Athen. Griechenland kommt nicht zur Ruhe. Am Mittwoch stand der nächste 24-stündige Generalstreik im Epizentrum der Eurokrise an. Um die Mittagszeit versammelten sich im Zentrum Athens 50.000 Demonstranten. Zum Streik haben die Dachgewerkschaften der Privatangestellten GSEE und der Beamten Adedy aufgerufen. Im Interview erklärt Jannis Panagopoulos, 58, seit 2006 GSEE-Chef, die Gründe.
"Wiener Zeitung":Herr Panagopoulos, Sie hatten gemeinsam mit der griechischen Beamtengewerkschaft für Mittwoch zum Generalstreik aufgerufen. Wie oft haben Sie schon seit dem Beginn der Griechenland-Krise Anfang 2010 gestreikt oder die Arbeit niedergelegt?
Jannis Panagopoulos: Auf Anhieb kann ich Ihnen das nicht sagen. Ich komme mittlerweile mit dem Zählen nicht mehr nach.

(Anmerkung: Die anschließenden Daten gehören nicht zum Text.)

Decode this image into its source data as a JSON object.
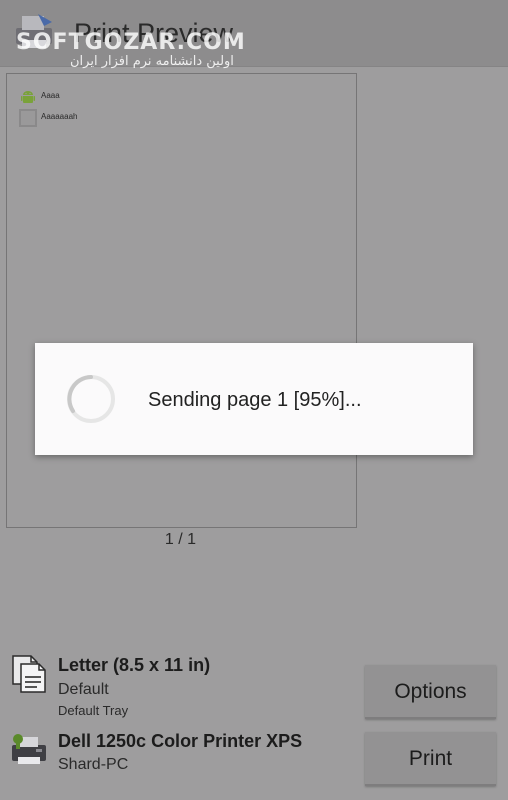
{
  "action_bar": {
    "title": "Print Preview",
    "watermark": "SOFTGOZAR.COM",
    "watermark_sub": "اولین دانشنامه نرم افزار ایران"
  },
  "preview": {
    "items": [
      {
        "label": "Aaaa",
        "icon": "android-icon"
      },
      {
        "label": "Aaaaaaah",
        "icon": "image-thumbnail-icon"
      }
    ],
    "page_counter": "1 / 1"
  },
  "dialog": {
    "message": "Sending page 1 [95%]...",
    "progress": 0.95
  },
  "paper": {
    "size": "Letter (8.5 x 11 in)",
    "type": "Default",
    "tray": "Default Tray"
  },
  "printer": {
    "name": "Dell 1250c Color Printer XPS",
    "host": "Shard-PC"
  },
  "buttons": {
    "options": "Options",
    "print": "Print"
  },
  "colors": {
    "overlay_bg": "#9e9d9e",
    "action_bar": "#8d8c8d",
    "dialog_bg": "#fbfafb",
    "button_bg": "#939293"
  }
}
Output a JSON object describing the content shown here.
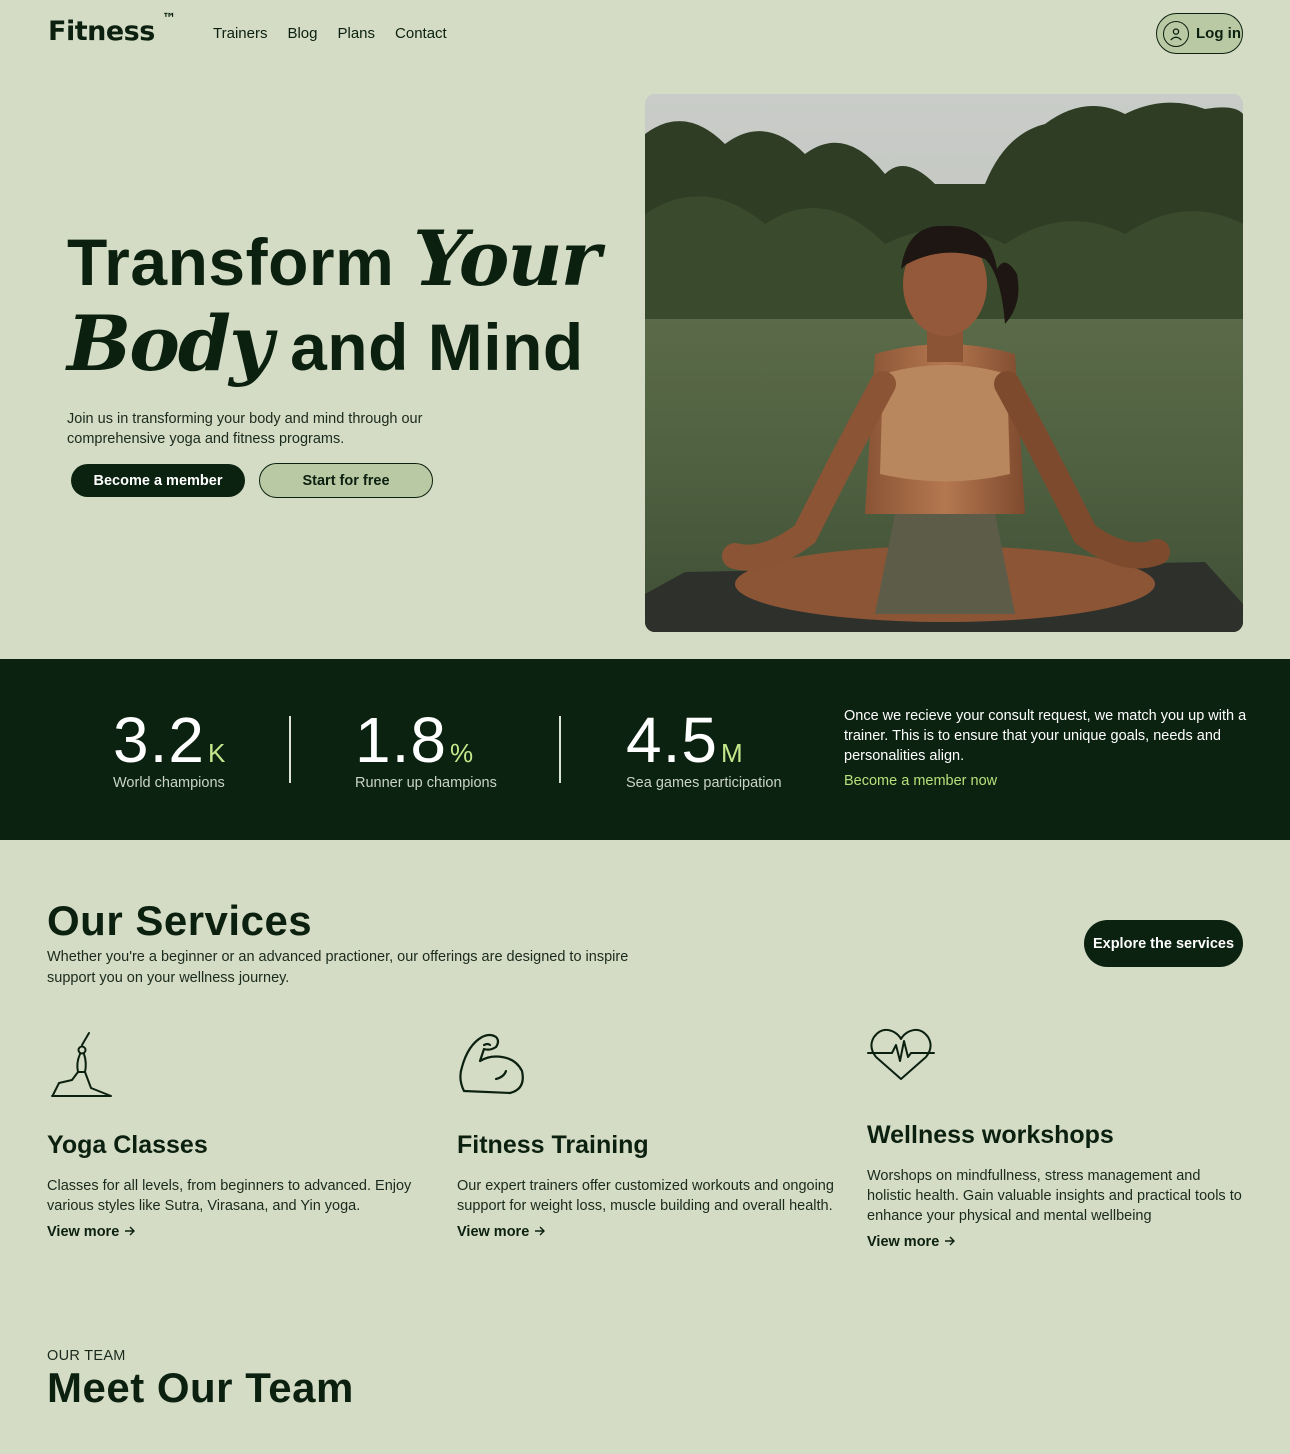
{
  "nav": {
    "logo": "Fitness",
    "logo_mark": "™",
    "links": [
      "Trainers",
      "Blog",
      "Plans",
      "Contact"
    ],
    "login_label": "Log in",
    "login_icon": "user-circle-icon"
  },
  "hero": {
    "title_part1": "Transform",
    "title_script1": "Your",
    "title_script2": "Body",
    "title_part2": "and Mind",
    "subtitle": "Join us in transforming your body and mind through our comprehensive yoga and fitness programs.",
    "primary_button": "Become a member",
    "secondary_button": "Start for free"
  },
  "stats": {
    "items": [
      {
        "number": "3.2",
        "unit": "K",
        "label": "World champions"
      },
      {
        "number": "1.8",
        "unit": "%",
        "label": "Runner up champions"
      },
      {
        "number": "4.5",
        "unit": "M",
        "label": "Sea games participation"
      }
    ],
    "description": "Once we recieve your consult request, we match you up with a trainer. This is to ensure that your unique goals, needs and personalities align.",
    "link": "Become a member now"
  },
  "services": {
    "title": "Our Services",
    "subtitle": "Whether you're a beginner or an advanced practioner, our offerings are designed to inspire support you on your wellness journey.",
    "button": "Explore the services",
    "items": [
      {
        "icon": "yoga-pose-icon",
        "title": "Yoga Classes",
        "description": "Classes for all levels, from beginners to advanced. Enjoy various styles like Sutra, Virasana, and Yin yoga.",
        "link": "View more"
      },
      {
        "icon": "flexed-arm-icon",
        "title": "Fitness Training",
        "description": "Our expert trainers offer customized workouts and ongoing support for weight loss, muscle building and overall health.",
        "link": "View more"
      },
      {
        "icon": "heartbeat-icon",
        "title": "Wellness workshops",
        "description": "Worshops on mindfullness, stress management and holistic health. Gain valuable insights and practical tools to enhance your physical and mental wellbeing",
        "link": "View more"
      }
    ]
  },
  "team": {
    "eyebrow": "OUR TEAM",
    "title": "Meet Our Team"
  }
}
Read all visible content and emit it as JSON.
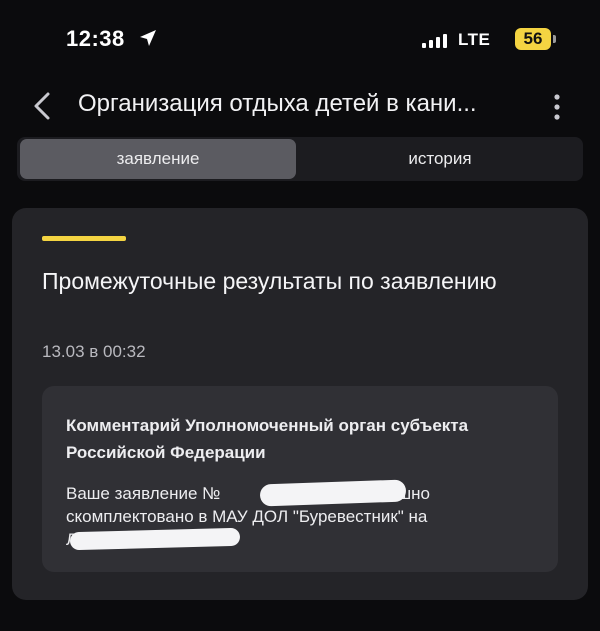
{
  "status_bar": {
    "time": "12:38",
    "network": "LTE",
    "battery": "56"
  },
  "header": {
    "title": "Организация отдыха детей в кани..."
  },
  "tabs": [
    {
      "label": "заявление",
      "active": true
    },
    {
      "label": "история",
      "active": false
    }
  ],
  "card": {
    "title": "Промежуточные результаты по заявлению",
    "date": "13.03 в 00:32",
    "comment": {
      "heading": "Комментарий Уполномоченный орган субъекта Российской Федерации",
      "body_line1_prefix": "Ваше заявление №",
      "body_line1_suffix": "1 успешно",
      "body_line2": "скомплектовано в МАУ ДОЛ \"Буревестник\" на",
      "body_line3_prefix": "Л"
    }
  },
  "colors": {
    "accent": "#f4d442",
    "background": "#0b0b0d",
    "card": "#242428",
    "comment_box": "#303035",
    "active_tab": "#5b5b61"
  },
  "icons": {
    "back": "chevron-left-icon",
    "more": "more-vertical-icon",
    "location": "location-arrow-icon",
    "signal": "signal-bars-icon"
  }
}
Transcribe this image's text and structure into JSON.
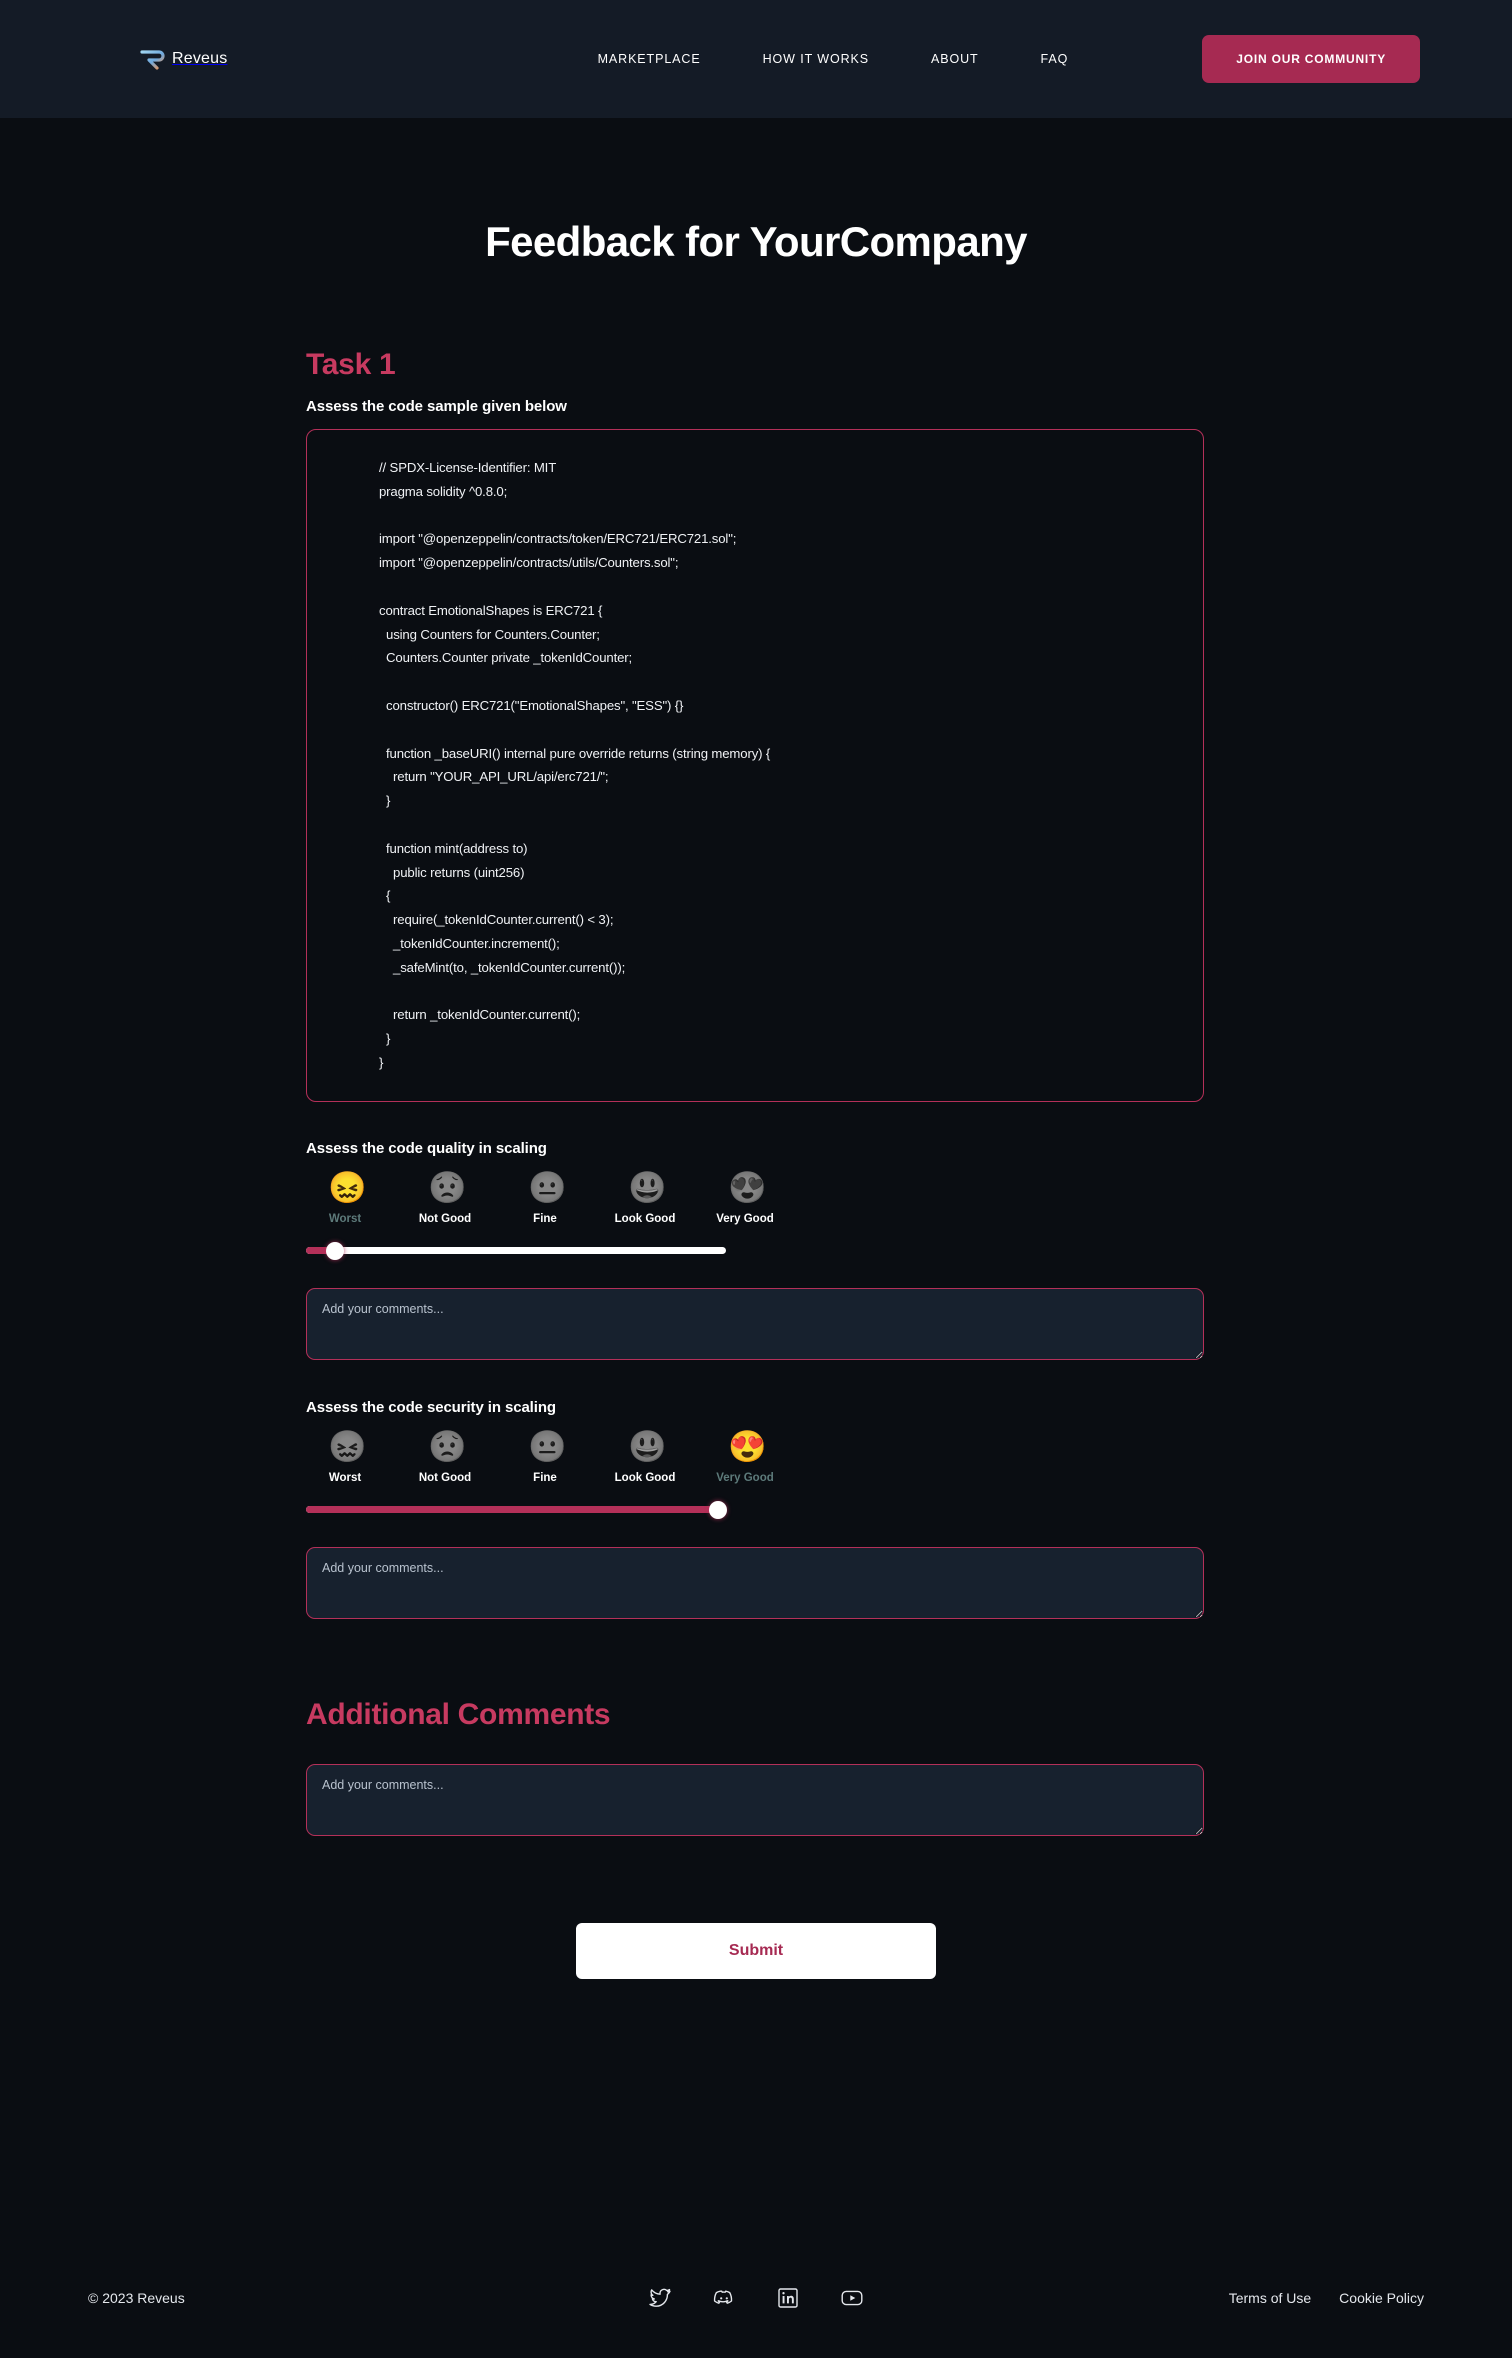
{
  "header": {
    "brand": "Reveus",
    "nav": [
      {
        "label": "MARKETPLACE"
      },
      {
        "label": "HOW IT WORKS"
      },
      {
        "label": "ABOUT"
      },
      {
        "label": "FAQ"
      }
    ],
    "cta_label": "JOIN OUR COMMUNITY"
  },
  "page": {
    "title": "Feedback for YourCompany"
  },
  "task": {
    "heading": "Task 1",
    "code_prompt_label": "Assess the code sample given below",
    "code_sample": "// SPDX-License-Identifier: MIT\npragma solidity ^0.8.0;\n\nimport \"@openzeppelin/contracts/token/ERC721/ERC721.sol\";\nimport \"@openzeppelin/contracts/utils/Counters.sol\";\n\ncontract EmotionalShapes is ERC721 {\n  using Counters for Counters.Counter;\n  Counters.Counter private _tokenIdCounter;\n\n  constructor() ERC721(\"EmotionalShapes\", \"ESS\") {}\n\n  function _baseURI() internal pure override returns (string memory) {\n    return \"YOUR_API_URL/api/erc721/\";\n  }\n\n  function mint(address to)\n    public returns (uint256)\n  {\n    require(_tokenIdCounter.current() < 3);\n    _tokenIdCounter.increment();\n    _safeMint(to, _tokenIdCounter.current());\n\n    return _tokenIdCounter.current();\n  }\n}"
  },
  "ratings": [
    {
      "label": "Assess the code quality in scaling",
      "selected_index": 0,
      "slider_percent": 7,
      "options": [
        {
          "label": "Worst",
          "emoji": "😖",
          "icon": "confounded-face-icon"
        },
        {
          "label": "Not\nGood",
          "emoji": "😟",
          "icon": "worried-face-icon"
        },
        {
          "label": "Fine",
          "emoji": "😐",
          "icon": "neutral-face-icon"
        },
        {
          "label": "Look\nGood",
          "emoji": "😃",
          "icon": "smiling-face-icon"
        },
        {
          "label": "Very\nGood",
          "emoji": "😍",
          "icon": "heart-eyes-face-icon"
        }
      ],
      "comment_value": "",
      "comment_placeholder": "Add your comments..."
    },
    {
      "label": "Assess the code security in scaling",
      "selected_index": 4,
      "slider_percent": 98,
      "options": [
        {
          "label": "Worst",
          "emoji": "😖",
          "icon": "confounded-face-icon"
        },
        {
          "label": "Not\nGood",
          "emoji": "😟",
          "icon": "worried-face-icon"
        },
        {
          "label": "Fine",
          "emoji": "😐",
          "icon": "neutral-face-icon"
        },
        {
          "label": "Look\nGood",
          "emoji": "😃",
          "icon": "smiling-face-icon"
        },
        {
          "label": "Very\nGood",
          "emoji": "😍",
          "icon": "heart-eyes-face-icon"
        }
      ],
      "comment_value": "",
      "comment_placeholder": "Add your comments..."
    }
  ],
  "additional": {
    "heading": "Additional Comments",
    "comment_value": "",
    "comment_placeholder": "Add your comments..."
  },
  "submit": {
    "label": "Submit"
  },
  "footer": {
    "copyright": "© 2023 Reveus",
    "social": [
      {
        "name": "twitter-icon"
      },
      {
        "name": "discord-icon"
      },
      {
        "name": "linkedin-icon"
      },
      {
        "name": "youtube-icon"
      }
    ],
    "links": [
      {
        "label": "Terms of Use"
      },
      {
        "label": "Cookie Policy"
      }
    ]
  },
  "colors": {
    "accent": "#b43059",
    "accent_heading": "#c73a60",
    "cta": "#a62a52",
    "header_bg": "#141b26",
    "page_bg": "#0a0d12",
    "input_bg": "#17212e",
    "selected_label": "#5d7a7a"
  }
}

Am Mittwoch wird es das 34. Mal gewesen sein.
Wir protestieren diesmal gegen das Ende von 42 Branchenverträgen, die 400.000 Arbeitnehmer im privaten Sektor betreffen und nicht erneuert werden, ferner die Abschaffung des Nationalen Tarifvertrages und die Reduzierung des Mindestlohnes um 22 Prozent auf jetzt 586 Euro brutto pro Monat. In Griechenland gibt es überdies kein Arbeitsrecht mehr, wie wir es in anderen Ländern Europas kennen.
Was hat sich für den griechischen Arbeitnehmer bis heute verändert?
Die Arbeitslosigkeit ist auf offiziell 27 Prozent gestiegen. In Wahrheit beträgt sie wohl mittlerweile mehr als 30 Prozent. Denn in der Krise grassieren Schwarzarbeit und unversicherte Arbeit. Ferner sind die Arbeitseinkommen drastisch gesunken. Berücksichtigt man die Reduzierung beziehungsweise Streichung des Steuerfreibetrags sowie die Steuererhöhungen für die Arbeitnehmer, dann sind die Arbeitseinkommen im privaten und öffentlichen Sektor um bis zu 50 Prozent eingebrochen.
Können Sie ein repräsentatives Beispiel nennen?
Die Gehälter für Busfahrer sind von 1500 Euro netto pro Monat auf 750 Euro netto gefallen.
Was fordern Sie?
Dass der Mindestlohn wieder auf 751 Euro brutto pro Monat angehoben wird - und das hierzulande wieder das europäische Arbeitsrecht gilt. Trotz der massiven Senkung der Löhne und Gehälter: Griechenlands Wettbewerbsfähigkeit ist nicht wie gewollt gestiegen. Im Gegenteil. Unser Land hinkt sogar einigen afrikanischen Ländern hinterher.